Boosting mitochondria in astrocytes
Astrocytes provide structural and functional support to neurons, notably through the exchange of substances that act on the neuronal plasticity mechanisms that underlie memory processes or by providing energy. Astrocytes are also known to have a respiration and energy production machinery - the mitochondria - that favors antioxidant conditions, which makes them particularly resistant to oxidative stress. The early stages of the disease are precisely associated with a metabolic disorder and the presence of oxidative stress. All this places them in one way or another at the heart of the problem", explains Nadia Rosenberg, first author of the study and research assistant at the Department of Basic Neurosciences of the University of Lausanne.

Based on this reasoning, Jean-Yves Chatton’s laboratory sought to reinforce the antioxidant functions of astrocytes by expecting a protective effect on neurons.
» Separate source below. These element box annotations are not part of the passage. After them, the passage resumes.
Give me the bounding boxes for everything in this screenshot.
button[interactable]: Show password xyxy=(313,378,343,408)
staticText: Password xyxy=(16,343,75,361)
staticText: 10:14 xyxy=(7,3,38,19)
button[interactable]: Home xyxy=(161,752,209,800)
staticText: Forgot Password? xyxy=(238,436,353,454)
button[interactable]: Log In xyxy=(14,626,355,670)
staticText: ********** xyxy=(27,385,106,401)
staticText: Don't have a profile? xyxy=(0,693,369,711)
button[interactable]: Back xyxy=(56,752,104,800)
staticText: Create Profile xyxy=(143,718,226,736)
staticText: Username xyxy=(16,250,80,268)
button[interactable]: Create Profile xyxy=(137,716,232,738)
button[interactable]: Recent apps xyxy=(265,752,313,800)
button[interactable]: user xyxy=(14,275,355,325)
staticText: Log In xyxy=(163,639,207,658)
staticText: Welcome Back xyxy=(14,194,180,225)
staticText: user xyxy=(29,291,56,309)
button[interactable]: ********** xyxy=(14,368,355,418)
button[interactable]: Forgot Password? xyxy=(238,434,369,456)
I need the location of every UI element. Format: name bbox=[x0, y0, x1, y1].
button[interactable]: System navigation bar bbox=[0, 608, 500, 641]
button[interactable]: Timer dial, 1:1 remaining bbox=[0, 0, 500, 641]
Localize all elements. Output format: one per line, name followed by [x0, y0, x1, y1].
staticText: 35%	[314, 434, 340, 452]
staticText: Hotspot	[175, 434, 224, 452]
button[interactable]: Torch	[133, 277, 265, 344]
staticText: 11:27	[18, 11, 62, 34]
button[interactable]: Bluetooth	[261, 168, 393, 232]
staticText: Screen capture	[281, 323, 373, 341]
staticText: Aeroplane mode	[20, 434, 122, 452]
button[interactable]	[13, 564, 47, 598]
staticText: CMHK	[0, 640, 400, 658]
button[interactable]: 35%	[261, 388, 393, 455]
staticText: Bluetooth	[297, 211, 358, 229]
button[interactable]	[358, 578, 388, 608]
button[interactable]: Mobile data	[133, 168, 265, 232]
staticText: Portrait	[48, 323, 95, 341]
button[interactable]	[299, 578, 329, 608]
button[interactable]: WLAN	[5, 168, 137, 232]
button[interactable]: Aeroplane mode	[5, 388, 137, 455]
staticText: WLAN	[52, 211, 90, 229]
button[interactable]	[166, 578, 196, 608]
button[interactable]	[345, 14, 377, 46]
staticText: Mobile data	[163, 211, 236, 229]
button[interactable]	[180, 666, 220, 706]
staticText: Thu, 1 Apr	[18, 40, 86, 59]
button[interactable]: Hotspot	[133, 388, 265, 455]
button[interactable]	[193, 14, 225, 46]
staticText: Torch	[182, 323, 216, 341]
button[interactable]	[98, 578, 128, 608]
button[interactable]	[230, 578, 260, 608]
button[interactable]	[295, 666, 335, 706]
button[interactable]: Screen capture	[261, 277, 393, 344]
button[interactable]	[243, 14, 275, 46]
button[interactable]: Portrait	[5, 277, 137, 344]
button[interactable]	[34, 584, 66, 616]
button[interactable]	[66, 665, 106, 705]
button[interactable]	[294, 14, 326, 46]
To do this, he focused on a protein, UCP4. The role of this protein is to lower the oxidation produced by mitochondria when they generate energy by consuming oxygen. A previous study showed that when UCP4 was overexpressed in the mitochondria of astrocytes, it improved the function of neurons by a mechanism that is still poorly understood. We produced viruses capable of infecting astrocytes and delivering UCP4 into their mitochondria," says the researcher. By doing this, they have succeeded in diverting Alzheimer’s mice from their pathological trajectories.

A gateway to new treatment strategies
The results of the study show that targeting astrocytes and their mitochondria is an effective strategy to prevent the neuronal decline observed during the early stages of the disease. The approach used in this study, delivering genes to mice using viruses, is the equivalent of gene therapy in humans. However, it is too early to speak of a potential treatment, especially since gene therapies are still in their infancy. On the other hand, the study opens up solid avenues of exploration. We will now identify precisely the molecules and mechanisms that link UCP4 to the development of Alzheimer’s disease. This future research could lead to the identification of a drug treatment.